By RICHARD COLE Associated Press Writer
MIAMI (AP) -- This year, Mars makes its closest approach to Earth in a
generation, and astronomers say the red planet's appearance in the night sky
may be the astronomical event of 1988.
As if to demonstrate the heavens have a sense of humor, the height of the
show comes in September, just shy of the 50th anniversary of Orson Welles' 1938
"War of the Worlds" broadcast that panicked the nation with fictional reports
of invaders from Mars.
"I see 1988 as a great Martian adventure," said Jack Horkheimer, the aptly
named "Star Hustler" of the Public Broadcasting System and executive director
of Miami's Space Transit Planetarium. "I'm like a kid in a candy store."
When Mars is at its closest on Sept. 21 -- just over 36 million miles away
-- it will rival Jupiter as the brightest object in the sky after the Moon and
Venus.
"It won't be this close again until 2003," says Horkheimer. "And there are a
lot of kids out there who have never seen it this bright."
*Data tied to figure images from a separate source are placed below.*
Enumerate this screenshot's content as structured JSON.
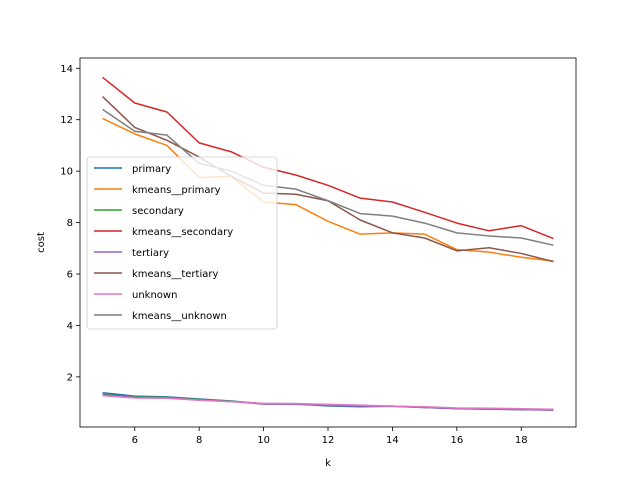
{
  "chart_data": {
    "type": "line",
    "xlabel": "k",
    "ylabel": "cost",
    "xlim": [
      4.3,
      19.7
    ],
    "ylim": [
      0.05,
      14.4
    ],
    "xticks": [
      6,
      8,
      10,
      12,
      14,
      16,
      18
    ],
    "yticks": [
      2,
      4,
      6,
      8,
      10,
      12,
      14
    ],
    "legend_position": "center-left",
    "x": [
      5,
      6,
      7,
      8,
      9,
      10,
      11,
      12,
      13,
      14,
      15,
      16,
      17,
      18,
      19
    ],
    "series": [
      {
        "name": "primary",
        "color": "#1f77b4",
        "values": [
          1.38,
          1.25,
          1.22,
          1.14,
          1.06,
          0.95,
          0.94,
          0.87,
          0.84,
          0.86,
          0.81,
          0.77,
          0.75,
          0.72,
          0.72
        ]
      },
      {
        "name": "kmeans__primary",
        "color": "#ff7f0e",
        "values": [
          12.05,
          11.45,
          11.0,
          9.75,
          9.8,
          8.8,
          8.7,
          8.05,
          7.55,
          7.6,
          7.55,
          6.95,
          6.85,
          6.65,
          6.5
        ]
      },
      {
        "name": "secondary",
        "color": "#2ca02c",
        "values": [
          1.32,
          1.22,
          1.2,
          1.12,
          1.05,
          0.96,
          0.96,
          0.91,
          0.87,
          0.86,
          0.82,
          0.78,
          0.76,
          0.74,
          0.73
        ]
      },
      {
        "name": "kmeans__secondary",
        "color": "#d62728",
        "values": [
          13.65,
          12.65,
          12.3,
          11.1,
          10.75,
          10.15,
          9.85,
          9.45,
          8.95,
          8.8,
          8.4,
          7.98,
          7.68,
          7.88,
          7.38
        ]
      },
      {
        "name": "tertiary",
        "color": "#9467bd",
        "values": [
          1.3,
          1.2,
          1.19,
          1.1,
          1.04,
          0.94,
          0.93,
          0.9,
          0.86,
          0.85,
          0.81,
          0.76,
          0.74,
          0.73,
          0.7
        ]
      },
      {
        "name": "kmeans__tertiary",
        "color": "#8c564b",
        "values": [
          12.9,
          11.7,
          11.2,
          10.55,
          9.8,
          9.15,
          9.1,
          8.85,
          8.1,
          7.6,
          7.4,
          6.9,
          7.02,
          6.8,
          6.48
        ]
      },
      {
        "name": "unknown",
        "color": "#e377c2",
        "values": [
          1.27,
          1.18,
          1.17,
          1.09,
          1.03,
          0.97,
          0.96,
          0.93,
          0.9,
          0.86,
          0.84,
          0.79,
          0.78,
          0.76,
          0.74
        ]
      },
      {
        "name": "kmeans__unknown",
        "color": "#7f7f7f",
        "values": [
          12.4,
          11.55,
          11.4,
          10.3,
          10.0,
          9.45,
          9.3,
          8.85,
          8.35,
          8.25,
          7.98,
          7.6,
          7.48,
          7.4,
          7.12
        ]
      }
    ]
  }
}
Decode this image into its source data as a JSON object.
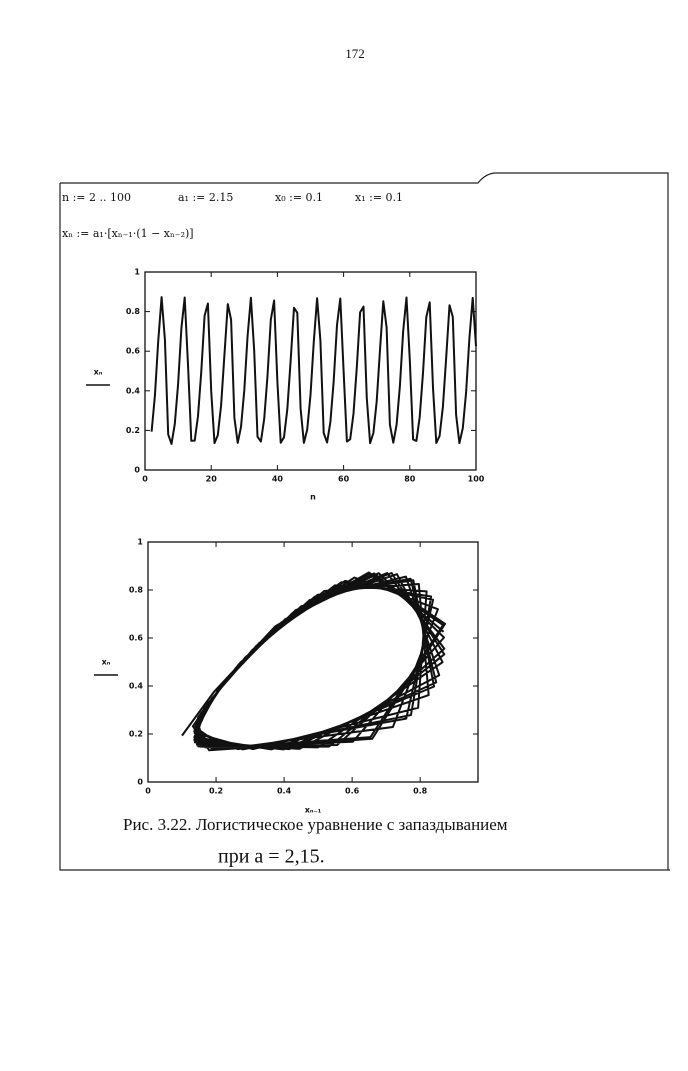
{
  "page_number": "172",
  "definitions": [
    "n := 2 .. 100",
    "a₁ := 2.15",
    "x₀ := 0.1",
    "x₁ := 0.1"
  ],
  "formula": "xₙ := a₁·[xₙ₋₁·(1 − xₙ₋₂)]",
  "chart_data": [
    {
      "type": "line",
      "xlabel": "n",
      "ylabel": "xₙ",
      "color": "#111",
      "xlim": [
        0,
        100
      ],
      "ylim": [
        0,
        1
      ],
      "xticks": [
        0,
        20,
        40,
        60,
        80,
        100
      ],
      "yticks": [
        0,
        0.2,
        0.4,
        0.6,
        0.8,
        1
      ],
      "x": [
        2,
        3,
        4,
        5,
        6,
        7,
        8,
        9,
        10,
        11,
        12,
        13,
        14,
        15,
        16,
        17,
        18,
        19,
        20,
        21,
        22,
        23,
        24,
        25,
        26,
        27,
        28,
        29,
        30,
        31,
        32,
        33,
        34,
        35,
        36,
        37,
        38,
        39,
        40,
        41,
        42,
        43,
        44,
        45,
        46,
        47,
        48,
        49,
        50,
        51,
        52,
        53,
        54,
        55,
        56,
        57,
        58,
        59,
        60,
        61,
        62,
        63,
        64,
        65,
        66,
        67,
        68,
        69,
        70,
        71,
        72,
        73,
        74,
        75,
        76,
        77,
        78,
        79,
        80,
        81,
        82,
        83,
        84,
        85,
        86,
        87,
        88,
        89,
        90,
        91,
        92,
        93,
        94,
        95,
        96,
        97,
        98,
        99,
        100
      ],
      "values": [
        0.1935,
        0.3744,
        0.649,
        0.873,
        0.659,
        0.18,
        0.132,
        0.2327,
        0.434,
        0.716,
        0.871,
        0.532,
        0.1476,
        0.1485,
        0.2722,
        0.4983,
        0.7797,
        0.841,
        0.398,
        0.136,
        0.176,
        0.327,
        0.579,
        0.838,
        0.759,
        0.264,
        0.137,
        0.217,
        0.403,
        0.678,
        0.87,
        0.602,
        0.168,
        0.144,
        0.258,
        0.475,
        0.758,
        0.856,
        0.445,
        0.138,
        0.165,
        0.306,
        0.549,
        0.819,
        0.794,
        0.309,
        0.137,
        0.204,
        0.379,
        0.649,
        0.867,
        0.654,
        0.187,
        0.139,
        0.243,
        0.45,
        0.732,
        0.866,
        0.499,
        0.144,
        0.155,
        0.285,
        0.518,
        0.796,
        0.825,
        0.362,
        0.136,
        0.187,
        0.347,
        0.607,
        0.852,
        0.72,
        0.229,
        0.138,
        0.229,
        0.424,
        0.703,
        0.871,
        0.556,
        0.154,
        0.147,
        0.267,
        0.49,
        0.772,
        0.847,
        0.415,
        0.137,
        0.172,
        0.319,
        0.568,
        0.832,
        0.773,
        0.279,
        0.136,
        0.211,
        0.392,
        0.665,
        0.869,
        0.626
      ]
    },
    {
      "type": "line",
      "xlabel": "xₙ₋₁",
      "ylabel": "xₙ",
      "color": "#111",
      "xlim": [
        0,
        0.97
      ],
      "ylim": [
        0,
        1
      ],
      "xticks": [
        0,
        0.2,
        0.4,
        0.6,
        0.8
      ],
      "yticks": [
        0,
        0.2,
        0.4,
        0.6,
        0.8,
        1
      ],
      "x": [
        0.1,
        0.1935,
        0.3744,
        0.649,
        0.873,
        0.659,
        0.18,
        0.132,
        0.2327,
        0.434,
        0.716,
        0.871,
        0.532,
        0.1476,
        0.1485,
        0.2722,
        0.4983,
        0.7797,
        0.841,
        0.398,
        0.136,
        0.176,
        0.327,
        0.579,
        0.838,
        0.759,
        0.264,
        0.137,
        0.217,
        0.403,
        0.678,
        0.87,
        0.602,
        0.168,
        0.144,
        0.258,
        0.475,
        0.758,
        0.856,
        0.445,
        0.138,
        0.165,
        0.306,
        0.549,
        0.819,
        0.794,
        0.309,
        0.137,
        0.204,
        0.379,
        0.649,
        0.867,
        0.654,
        0.187,
        0.139,
        0.243,
        0.45,
        0.732,
        0.866,
        0.499,
        0.144,
        0.155,
        0.285,
        0.518,
        0.796,
        0.825,
        0.362,
        0.136,
        0.187,
        0.347,
        0.607,
        0.852,
        0.72,
        0.229,
        0.138,
        0.229,
        0.424,
        0.703,
        0.871,
        0.556,
        0.154,
        0.147,
        0.267,
        0.49,
        0.772,
        0.847,
        0.415,
        0.137,
        0.172,
        0.319,
        0.568,
        0.832,
        0.773,
        0.279,
        0.136,
        0.211,
        0.392,
        0.665,
        0.869
      ],
      "values": [
        0.1935,
        0.3744,
        0.649,
        0.873,
        0.659,
        0.18,
        0.132,
        0.2327,
        0.434,
        0.716,
        0.871,
        0.532,
        0.1476,
        0.1485,
        0.2722,
        0.4983,
        0.7797,
        0.841,
        0.398,
        0.136,
        0.176,
        0.327,
        0.579,
        0.838,
        0.759,
        0.264,
        0.137,
        0.217,
        0.403,
        0.678,
        0.87,
        0.602,
        0.168,
        0.144,
        0.258,
        0.475,
        0.758,
        0.856,
        0.445,
        0.138,
        0.165,
        0.306,
        0.549,
        0.819,
        0.794,
        0.309,
        0.137,
        0.204,
        0.379,
        0.649,
        0.867,
        0.654,
        0.187,
        0.139,
        0.243,
        0.45,
        0.732,
        0.866,
        0.499,
        0.144,
        0.155,
        0.285,
        0.518,
        0.796,
        0.825,
        0.362,
        0.136,
        0.187,
        0.347,
        0.607,
        0.852,
        0.72,
        0.229,
        0.138,
        0.229,
        0.424,
        0.703,
        0.871,
        0.556,
        0.154,
        0.147,
        0.267,
        0.49,
        0.772,
        0.847,
        0.415,
        0.137,
        0.172,
        0.319,
        0.568,
        0.832,
        0.773,
        0.279,
        0.136,
        0.211,
        0.392,
        0.665,
        0.869,
        0.626
      ]
    }
  ],
  "caption": [
    "Рис. 3.22. Логистическое уравнение с запаздыванием",
    "при a = 2,15."
  ]
}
Unlike the comets Halley and Kohoutek, Mars will not disappoint viewers,
because its brightness is more predictable and the planet will be easily
visible from almost everywhere.
He expects a spate of UFO sightings to accompany Mars' visit as people
unaccustomed to the unblinking reddish-orange light in the night sky mistake it
for more exotic extraterrestrial visitors.
Like planetarium directors around the nation, Horkheimer is preparing a
series of Mars shows he promises will "knock your socks off."
One involves a snazzy computerized simulation of a flight through the
planet's gigantic 2,500-mile-long version of the Grand Canyon. Another centers
around an 18-mile-high mountain -- three times higher than Mount Everest --
capped by a crater the size of Georgia.
He also is bringing to the planetarium a new telescope nicknamed "Awesome
Orson" in honor of the late Welles' broadcast and girth.
Although Earth passes Mars every two years, it is only every 15 to 17 years
that the orbits of the third and fourth planets bring them as close together as
in 1988. The year began with Earth and Mars separated by 200 million miles.
The close encounter comes four years before a scheduled Mars probe by the
Soviet Union.
The Soviet plan to have the probes bring back Martian soil, and perhaps,
Horkheimer said, settle the most intriguing question about Earth's neighbor --
whether life once existed on the now cold and arid desert planet.
U.S. Mars landers in the 1970s tried to answer that question, but the
chemical soil test results beamed back to Earth were inconclusive.
"I really hope that they find fossilized signs of life," he said. "We know
that there was water on Mars."
Horkheimer said he also hopes the Soviet probes will spur the United States
to revive its own space program, with a manned landing on Mars.
"We could be on Mars easily within a decade or so," he said. "The technology
already exisits. What is missing is the money." And the funds will be available
only when the public once again supports spending the billions of dollars in
funding a Martian landing would require.
If the political situation allows it, a joint U.S.-Soviet mission to Mars
could ease the financial burden on both countries, he said.
It also could promote peace between the two rivals -- an ironic benefit from
a planet named after the Roman god of war.